Thurrock Council lose out on share of £3 million Brexit money

By Local Democracy Reporter
Steve Shaw

THE Government has announced it will be giving out a share of more than £3million to local authorities that have ports and will be affected by Brexit – but Thurrock is not on the list.

The Ministry of Housing, Communities and Local Government announced last week that a pot of money amounting to £3.14million will be shared between 19 authorities that have a major port to prepare for Brexit.

They will each receive £136,362 by the end of April but Thurrock will not be one of the beneficiaries, despite being home to the Port of Tilbury which is regarded as the principal port for London.

A Thurrock Council spokesperson said: “Thurrock Council is disappointed by this announcement. The council will be writing to MHCLG to understand the criteria on which the decision has been based and request that it is revisited in light of the national importance of the three Thurrock based ports.”

Among the authorities set to receive the funding are Dover, Folkestone and Hythe, Thanet, Hull, Portsmouth, Crawley and Southampton.

Communities Secretary James Brokenshire said: “Local authorities have a critical role to play in making a success of Brexit.

“I am acutely aware a greater burden could be placed on the areas surrounding our ports.
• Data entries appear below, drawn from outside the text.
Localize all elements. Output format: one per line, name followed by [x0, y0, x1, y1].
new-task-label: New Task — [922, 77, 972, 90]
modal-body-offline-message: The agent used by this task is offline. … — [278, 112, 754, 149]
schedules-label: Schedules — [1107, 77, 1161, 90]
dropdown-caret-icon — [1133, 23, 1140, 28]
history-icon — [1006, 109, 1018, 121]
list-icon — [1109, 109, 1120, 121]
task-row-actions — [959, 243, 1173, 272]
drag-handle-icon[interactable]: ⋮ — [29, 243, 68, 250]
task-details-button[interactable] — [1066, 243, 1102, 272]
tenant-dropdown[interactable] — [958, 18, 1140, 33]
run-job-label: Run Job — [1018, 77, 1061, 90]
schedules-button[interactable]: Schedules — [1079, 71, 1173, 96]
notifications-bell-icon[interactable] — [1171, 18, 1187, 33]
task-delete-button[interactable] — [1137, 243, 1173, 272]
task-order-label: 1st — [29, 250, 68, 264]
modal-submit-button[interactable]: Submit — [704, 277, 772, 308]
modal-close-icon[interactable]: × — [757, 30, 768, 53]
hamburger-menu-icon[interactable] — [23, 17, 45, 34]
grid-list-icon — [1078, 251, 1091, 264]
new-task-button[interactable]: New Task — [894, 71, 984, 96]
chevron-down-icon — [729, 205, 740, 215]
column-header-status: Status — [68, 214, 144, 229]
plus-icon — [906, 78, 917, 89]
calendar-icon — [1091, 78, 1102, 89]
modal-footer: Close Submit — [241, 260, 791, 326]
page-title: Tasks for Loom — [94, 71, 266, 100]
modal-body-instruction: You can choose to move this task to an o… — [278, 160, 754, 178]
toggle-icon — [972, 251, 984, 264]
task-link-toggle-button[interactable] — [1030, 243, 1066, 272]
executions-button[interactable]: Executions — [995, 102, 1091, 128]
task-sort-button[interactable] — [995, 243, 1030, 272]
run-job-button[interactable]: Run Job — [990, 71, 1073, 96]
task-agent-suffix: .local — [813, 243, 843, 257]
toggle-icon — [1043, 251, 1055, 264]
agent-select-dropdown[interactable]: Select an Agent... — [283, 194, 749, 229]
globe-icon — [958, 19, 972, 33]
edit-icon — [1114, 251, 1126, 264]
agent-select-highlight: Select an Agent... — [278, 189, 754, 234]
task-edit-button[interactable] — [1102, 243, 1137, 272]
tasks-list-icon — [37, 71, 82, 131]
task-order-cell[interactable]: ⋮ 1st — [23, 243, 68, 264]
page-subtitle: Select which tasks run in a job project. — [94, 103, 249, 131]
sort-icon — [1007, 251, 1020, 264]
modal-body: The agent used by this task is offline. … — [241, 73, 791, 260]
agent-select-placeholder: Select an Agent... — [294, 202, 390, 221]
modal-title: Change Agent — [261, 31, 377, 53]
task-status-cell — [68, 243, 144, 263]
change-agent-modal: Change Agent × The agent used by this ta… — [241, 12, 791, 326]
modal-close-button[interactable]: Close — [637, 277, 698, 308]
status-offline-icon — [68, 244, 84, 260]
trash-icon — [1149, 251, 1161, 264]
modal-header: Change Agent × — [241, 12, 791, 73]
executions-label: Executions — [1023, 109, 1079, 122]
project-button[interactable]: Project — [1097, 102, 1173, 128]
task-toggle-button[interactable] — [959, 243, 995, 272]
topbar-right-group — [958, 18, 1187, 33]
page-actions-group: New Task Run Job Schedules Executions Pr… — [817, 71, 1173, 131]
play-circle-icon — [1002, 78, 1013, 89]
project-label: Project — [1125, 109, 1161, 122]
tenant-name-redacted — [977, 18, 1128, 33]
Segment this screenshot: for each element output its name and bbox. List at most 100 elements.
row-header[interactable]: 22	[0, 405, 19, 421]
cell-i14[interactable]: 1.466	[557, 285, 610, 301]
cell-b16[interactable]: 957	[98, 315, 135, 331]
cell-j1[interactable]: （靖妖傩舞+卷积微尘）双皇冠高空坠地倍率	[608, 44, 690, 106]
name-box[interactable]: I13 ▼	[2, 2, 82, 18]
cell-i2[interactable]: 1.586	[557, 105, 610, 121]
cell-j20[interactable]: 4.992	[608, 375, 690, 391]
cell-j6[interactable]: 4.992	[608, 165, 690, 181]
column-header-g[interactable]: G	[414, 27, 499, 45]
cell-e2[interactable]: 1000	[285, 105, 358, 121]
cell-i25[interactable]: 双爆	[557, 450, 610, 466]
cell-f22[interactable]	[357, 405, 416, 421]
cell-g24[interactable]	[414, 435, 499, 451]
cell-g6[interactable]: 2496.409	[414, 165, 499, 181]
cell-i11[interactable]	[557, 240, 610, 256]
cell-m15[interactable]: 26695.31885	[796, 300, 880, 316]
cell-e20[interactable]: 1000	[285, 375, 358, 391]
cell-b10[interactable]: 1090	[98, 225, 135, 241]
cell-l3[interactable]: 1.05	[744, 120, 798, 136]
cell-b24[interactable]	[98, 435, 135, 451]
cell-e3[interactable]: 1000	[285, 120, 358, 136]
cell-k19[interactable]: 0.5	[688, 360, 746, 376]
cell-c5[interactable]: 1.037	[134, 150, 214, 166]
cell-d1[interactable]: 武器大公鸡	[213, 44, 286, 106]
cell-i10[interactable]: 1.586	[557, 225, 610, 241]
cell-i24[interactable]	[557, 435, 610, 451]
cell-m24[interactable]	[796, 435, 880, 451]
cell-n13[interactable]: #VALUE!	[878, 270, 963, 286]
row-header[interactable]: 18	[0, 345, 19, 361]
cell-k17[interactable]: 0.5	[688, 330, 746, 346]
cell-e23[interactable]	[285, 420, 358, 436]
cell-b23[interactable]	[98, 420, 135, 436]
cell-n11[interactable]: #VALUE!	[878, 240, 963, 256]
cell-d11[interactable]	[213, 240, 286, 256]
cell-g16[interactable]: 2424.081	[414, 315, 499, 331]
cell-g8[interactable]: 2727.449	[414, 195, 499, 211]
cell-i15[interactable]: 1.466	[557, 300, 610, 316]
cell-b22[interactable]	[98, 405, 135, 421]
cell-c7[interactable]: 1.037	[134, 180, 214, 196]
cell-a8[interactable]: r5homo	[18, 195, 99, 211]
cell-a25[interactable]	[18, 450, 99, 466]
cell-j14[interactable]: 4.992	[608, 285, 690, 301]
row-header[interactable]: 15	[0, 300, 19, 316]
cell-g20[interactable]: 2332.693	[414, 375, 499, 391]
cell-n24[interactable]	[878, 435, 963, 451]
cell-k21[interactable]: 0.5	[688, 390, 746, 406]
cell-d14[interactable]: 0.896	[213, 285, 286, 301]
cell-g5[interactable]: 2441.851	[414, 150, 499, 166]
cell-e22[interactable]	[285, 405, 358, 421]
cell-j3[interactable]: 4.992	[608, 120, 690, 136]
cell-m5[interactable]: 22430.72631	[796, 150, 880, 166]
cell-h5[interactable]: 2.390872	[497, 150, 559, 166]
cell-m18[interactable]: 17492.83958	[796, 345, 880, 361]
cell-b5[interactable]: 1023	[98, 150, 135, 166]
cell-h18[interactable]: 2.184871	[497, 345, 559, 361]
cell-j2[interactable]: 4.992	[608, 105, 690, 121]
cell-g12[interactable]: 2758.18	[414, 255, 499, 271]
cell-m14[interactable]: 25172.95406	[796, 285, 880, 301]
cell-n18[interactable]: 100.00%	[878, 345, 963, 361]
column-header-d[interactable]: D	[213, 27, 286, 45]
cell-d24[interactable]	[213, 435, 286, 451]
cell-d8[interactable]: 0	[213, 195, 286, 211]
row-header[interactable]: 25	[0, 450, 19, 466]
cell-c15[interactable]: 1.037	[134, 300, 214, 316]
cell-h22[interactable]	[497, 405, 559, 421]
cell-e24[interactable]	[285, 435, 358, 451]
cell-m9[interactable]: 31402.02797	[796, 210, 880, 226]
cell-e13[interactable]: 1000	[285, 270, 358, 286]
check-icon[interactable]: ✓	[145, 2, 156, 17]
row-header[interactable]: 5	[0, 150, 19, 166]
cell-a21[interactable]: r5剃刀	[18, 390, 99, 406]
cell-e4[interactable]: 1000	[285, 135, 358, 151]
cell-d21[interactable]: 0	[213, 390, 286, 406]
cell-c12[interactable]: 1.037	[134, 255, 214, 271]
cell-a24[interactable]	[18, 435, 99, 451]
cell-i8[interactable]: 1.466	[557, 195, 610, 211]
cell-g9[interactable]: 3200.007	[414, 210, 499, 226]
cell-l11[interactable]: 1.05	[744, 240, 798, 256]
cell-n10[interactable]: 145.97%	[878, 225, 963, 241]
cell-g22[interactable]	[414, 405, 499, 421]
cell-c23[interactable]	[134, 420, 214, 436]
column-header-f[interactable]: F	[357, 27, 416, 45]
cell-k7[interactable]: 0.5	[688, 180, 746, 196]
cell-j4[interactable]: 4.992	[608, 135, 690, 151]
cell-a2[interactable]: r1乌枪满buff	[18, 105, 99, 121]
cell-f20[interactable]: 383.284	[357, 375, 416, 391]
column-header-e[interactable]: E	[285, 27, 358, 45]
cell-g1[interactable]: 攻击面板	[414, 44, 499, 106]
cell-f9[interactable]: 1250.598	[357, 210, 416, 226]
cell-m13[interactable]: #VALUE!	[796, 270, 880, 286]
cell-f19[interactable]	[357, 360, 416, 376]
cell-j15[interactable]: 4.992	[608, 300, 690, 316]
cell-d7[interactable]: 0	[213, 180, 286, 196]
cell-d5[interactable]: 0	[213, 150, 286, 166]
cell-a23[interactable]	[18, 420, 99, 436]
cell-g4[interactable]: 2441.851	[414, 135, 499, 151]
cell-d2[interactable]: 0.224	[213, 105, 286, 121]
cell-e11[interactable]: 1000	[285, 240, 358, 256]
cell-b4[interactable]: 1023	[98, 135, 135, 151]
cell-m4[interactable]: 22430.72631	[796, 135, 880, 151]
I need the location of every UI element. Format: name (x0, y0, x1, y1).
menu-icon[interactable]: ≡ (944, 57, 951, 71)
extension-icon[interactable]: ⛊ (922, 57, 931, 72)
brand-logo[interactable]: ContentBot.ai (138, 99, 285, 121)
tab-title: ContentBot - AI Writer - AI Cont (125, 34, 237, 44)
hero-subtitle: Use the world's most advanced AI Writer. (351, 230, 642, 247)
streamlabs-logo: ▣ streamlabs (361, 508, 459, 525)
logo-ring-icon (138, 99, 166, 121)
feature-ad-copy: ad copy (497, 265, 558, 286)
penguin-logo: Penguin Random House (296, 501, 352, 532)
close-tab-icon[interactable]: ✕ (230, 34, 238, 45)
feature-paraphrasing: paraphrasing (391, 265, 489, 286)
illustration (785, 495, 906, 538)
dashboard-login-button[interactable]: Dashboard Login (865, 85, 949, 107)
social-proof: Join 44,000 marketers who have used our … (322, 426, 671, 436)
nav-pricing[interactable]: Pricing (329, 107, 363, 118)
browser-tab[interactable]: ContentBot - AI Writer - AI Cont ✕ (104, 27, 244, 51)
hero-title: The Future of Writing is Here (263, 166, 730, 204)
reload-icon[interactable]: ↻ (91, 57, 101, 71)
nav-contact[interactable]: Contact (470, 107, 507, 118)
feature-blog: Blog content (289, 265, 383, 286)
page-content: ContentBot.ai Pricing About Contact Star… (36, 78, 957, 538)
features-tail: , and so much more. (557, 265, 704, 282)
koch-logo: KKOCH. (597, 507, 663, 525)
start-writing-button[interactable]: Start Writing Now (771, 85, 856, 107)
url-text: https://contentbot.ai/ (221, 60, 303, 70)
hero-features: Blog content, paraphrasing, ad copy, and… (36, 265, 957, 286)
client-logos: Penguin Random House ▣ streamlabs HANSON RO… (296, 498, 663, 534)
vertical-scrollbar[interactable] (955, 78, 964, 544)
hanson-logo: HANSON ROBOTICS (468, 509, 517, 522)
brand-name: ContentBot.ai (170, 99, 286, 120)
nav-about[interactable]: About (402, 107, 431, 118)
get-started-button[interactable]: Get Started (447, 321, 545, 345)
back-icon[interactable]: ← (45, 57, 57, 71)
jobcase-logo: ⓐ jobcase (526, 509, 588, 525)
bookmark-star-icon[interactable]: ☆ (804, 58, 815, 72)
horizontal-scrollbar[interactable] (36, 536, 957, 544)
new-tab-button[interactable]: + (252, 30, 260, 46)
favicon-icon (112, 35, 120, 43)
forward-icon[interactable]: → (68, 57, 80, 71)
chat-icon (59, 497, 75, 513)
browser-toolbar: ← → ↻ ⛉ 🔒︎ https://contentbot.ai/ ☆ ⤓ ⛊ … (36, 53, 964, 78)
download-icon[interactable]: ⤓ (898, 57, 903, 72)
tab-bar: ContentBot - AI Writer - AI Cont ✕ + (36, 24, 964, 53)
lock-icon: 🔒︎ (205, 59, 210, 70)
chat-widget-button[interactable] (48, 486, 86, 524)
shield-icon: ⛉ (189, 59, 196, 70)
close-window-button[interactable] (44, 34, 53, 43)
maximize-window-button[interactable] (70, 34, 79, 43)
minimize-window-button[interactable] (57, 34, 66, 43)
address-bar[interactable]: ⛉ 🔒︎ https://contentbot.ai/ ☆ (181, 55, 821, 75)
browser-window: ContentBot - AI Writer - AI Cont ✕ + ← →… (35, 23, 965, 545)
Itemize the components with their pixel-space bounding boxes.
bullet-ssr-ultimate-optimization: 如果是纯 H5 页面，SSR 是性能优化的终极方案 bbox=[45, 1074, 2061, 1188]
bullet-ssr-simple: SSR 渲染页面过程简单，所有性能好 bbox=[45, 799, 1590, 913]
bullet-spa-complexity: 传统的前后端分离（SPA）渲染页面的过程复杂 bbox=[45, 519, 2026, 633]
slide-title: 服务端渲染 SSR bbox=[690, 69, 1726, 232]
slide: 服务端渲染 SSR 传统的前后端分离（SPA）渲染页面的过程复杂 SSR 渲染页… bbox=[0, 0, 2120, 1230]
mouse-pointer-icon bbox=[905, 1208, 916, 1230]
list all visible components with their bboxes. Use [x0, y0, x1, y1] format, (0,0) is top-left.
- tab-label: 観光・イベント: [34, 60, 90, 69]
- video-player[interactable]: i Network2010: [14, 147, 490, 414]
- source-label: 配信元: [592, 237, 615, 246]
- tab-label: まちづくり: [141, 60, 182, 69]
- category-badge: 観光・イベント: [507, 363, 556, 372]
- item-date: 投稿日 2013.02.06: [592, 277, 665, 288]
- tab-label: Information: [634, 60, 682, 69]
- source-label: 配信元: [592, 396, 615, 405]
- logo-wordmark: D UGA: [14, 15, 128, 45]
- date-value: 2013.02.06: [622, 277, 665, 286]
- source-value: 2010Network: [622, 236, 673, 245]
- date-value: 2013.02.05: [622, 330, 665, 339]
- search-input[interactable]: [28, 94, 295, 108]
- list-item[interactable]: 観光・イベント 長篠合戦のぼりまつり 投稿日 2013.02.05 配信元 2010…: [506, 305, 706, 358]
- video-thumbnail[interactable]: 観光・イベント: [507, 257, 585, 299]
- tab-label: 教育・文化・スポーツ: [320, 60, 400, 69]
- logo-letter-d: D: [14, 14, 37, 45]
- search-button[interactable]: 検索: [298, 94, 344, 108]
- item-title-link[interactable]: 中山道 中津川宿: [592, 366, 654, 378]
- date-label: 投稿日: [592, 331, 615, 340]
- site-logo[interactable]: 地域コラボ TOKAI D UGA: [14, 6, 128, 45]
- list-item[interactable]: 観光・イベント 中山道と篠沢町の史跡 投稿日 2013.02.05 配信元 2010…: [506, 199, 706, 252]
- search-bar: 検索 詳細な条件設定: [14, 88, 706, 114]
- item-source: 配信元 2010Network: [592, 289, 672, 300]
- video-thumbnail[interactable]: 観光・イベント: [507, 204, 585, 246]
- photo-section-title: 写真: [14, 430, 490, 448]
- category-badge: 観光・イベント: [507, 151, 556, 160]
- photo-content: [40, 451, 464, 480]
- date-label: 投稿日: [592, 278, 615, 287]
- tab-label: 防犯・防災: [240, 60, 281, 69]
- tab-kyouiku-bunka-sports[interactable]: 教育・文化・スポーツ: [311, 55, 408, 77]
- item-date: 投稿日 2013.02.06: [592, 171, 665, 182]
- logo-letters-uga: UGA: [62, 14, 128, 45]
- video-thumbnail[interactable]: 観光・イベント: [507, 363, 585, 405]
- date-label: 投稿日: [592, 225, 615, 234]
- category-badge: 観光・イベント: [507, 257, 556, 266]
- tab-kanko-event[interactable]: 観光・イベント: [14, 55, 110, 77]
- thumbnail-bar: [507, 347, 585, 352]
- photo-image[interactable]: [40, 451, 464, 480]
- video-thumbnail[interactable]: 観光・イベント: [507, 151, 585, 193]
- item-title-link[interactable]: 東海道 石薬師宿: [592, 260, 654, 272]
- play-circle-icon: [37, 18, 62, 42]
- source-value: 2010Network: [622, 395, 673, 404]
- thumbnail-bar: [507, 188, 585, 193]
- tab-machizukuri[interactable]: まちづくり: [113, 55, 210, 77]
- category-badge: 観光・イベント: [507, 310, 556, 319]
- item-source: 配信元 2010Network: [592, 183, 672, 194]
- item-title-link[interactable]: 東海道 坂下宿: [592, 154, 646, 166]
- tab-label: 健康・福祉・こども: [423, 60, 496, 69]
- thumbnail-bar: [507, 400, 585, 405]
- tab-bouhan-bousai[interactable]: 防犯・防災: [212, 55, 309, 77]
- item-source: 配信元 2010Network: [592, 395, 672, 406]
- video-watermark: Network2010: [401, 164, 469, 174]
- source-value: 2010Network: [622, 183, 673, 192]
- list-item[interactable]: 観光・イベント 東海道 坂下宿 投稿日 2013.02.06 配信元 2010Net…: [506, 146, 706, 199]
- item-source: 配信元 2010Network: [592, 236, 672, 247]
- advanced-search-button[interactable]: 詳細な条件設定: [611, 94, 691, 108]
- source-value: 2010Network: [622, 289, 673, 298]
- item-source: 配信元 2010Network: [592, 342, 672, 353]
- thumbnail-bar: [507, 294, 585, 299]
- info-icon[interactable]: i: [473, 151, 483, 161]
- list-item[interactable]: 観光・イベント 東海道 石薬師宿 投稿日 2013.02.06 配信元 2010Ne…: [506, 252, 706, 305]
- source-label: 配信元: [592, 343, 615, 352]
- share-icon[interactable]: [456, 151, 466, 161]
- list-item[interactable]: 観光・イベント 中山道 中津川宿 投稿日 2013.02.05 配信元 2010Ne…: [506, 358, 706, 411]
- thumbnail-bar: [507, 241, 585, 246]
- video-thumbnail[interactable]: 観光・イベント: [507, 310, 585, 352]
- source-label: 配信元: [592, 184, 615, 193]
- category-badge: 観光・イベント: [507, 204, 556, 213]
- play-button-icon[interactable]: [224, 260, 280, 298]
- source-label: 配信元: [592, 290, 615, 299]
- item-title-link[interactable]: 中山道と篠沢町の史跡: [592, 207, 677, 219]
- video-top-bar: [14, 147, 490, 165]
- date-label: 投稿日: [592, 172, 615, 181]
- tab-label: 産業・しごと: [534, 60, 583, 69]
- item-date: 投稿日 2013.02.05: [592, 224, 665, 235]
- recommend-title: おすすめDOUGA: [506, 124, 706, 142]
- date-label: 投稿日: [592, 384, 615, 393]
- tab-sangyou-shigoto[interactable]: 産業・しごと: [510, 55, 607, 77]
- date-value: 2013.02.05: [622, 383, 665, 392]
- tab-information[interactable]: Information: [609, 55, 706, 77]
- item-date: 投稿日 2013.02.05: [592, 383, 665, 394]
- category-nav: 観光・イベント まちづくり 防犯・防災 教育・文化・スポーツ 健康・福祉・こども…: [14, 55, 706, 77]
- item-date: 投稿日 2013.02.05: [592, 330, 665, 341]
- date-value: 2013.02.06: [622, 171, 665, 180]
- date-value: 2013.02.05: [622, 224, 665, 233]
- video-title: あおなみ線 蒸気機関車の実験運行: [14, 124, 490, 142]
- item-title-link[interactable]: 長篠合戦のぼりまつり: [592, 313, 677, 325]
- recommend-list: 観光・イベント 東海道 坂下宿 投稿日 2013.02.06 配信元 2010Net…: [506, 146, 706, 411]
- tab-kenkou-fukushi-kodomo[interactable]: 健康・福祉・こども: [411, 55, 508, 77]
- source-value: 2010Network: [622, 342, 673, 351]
I have announced how we are allocating £3.14 million to those areas considered to be under the greatest pressure from Brexit.

“I will continue to take the situation under review, working closely with local leaders to ensure they are prepared to respond to Brexit.”

The extra money will be in addition to a share of the £56.5million that the Government has already promised to all local authorities.

The announcement was made on the same day that the Secretary of State for Transport approved a new multimillion-pound terminal at the Port of Tilbury, named Tilbury2.

It is expected to create 8,500 jobs in Thurrock over the next ten to 15 years and will be able to cope with growing demand for building materials, car imports and exports, and increase ferry traffic to carry consumer goods, food and drink and steel between Europe and the UK.

It is expected to be operational by Spring 2020.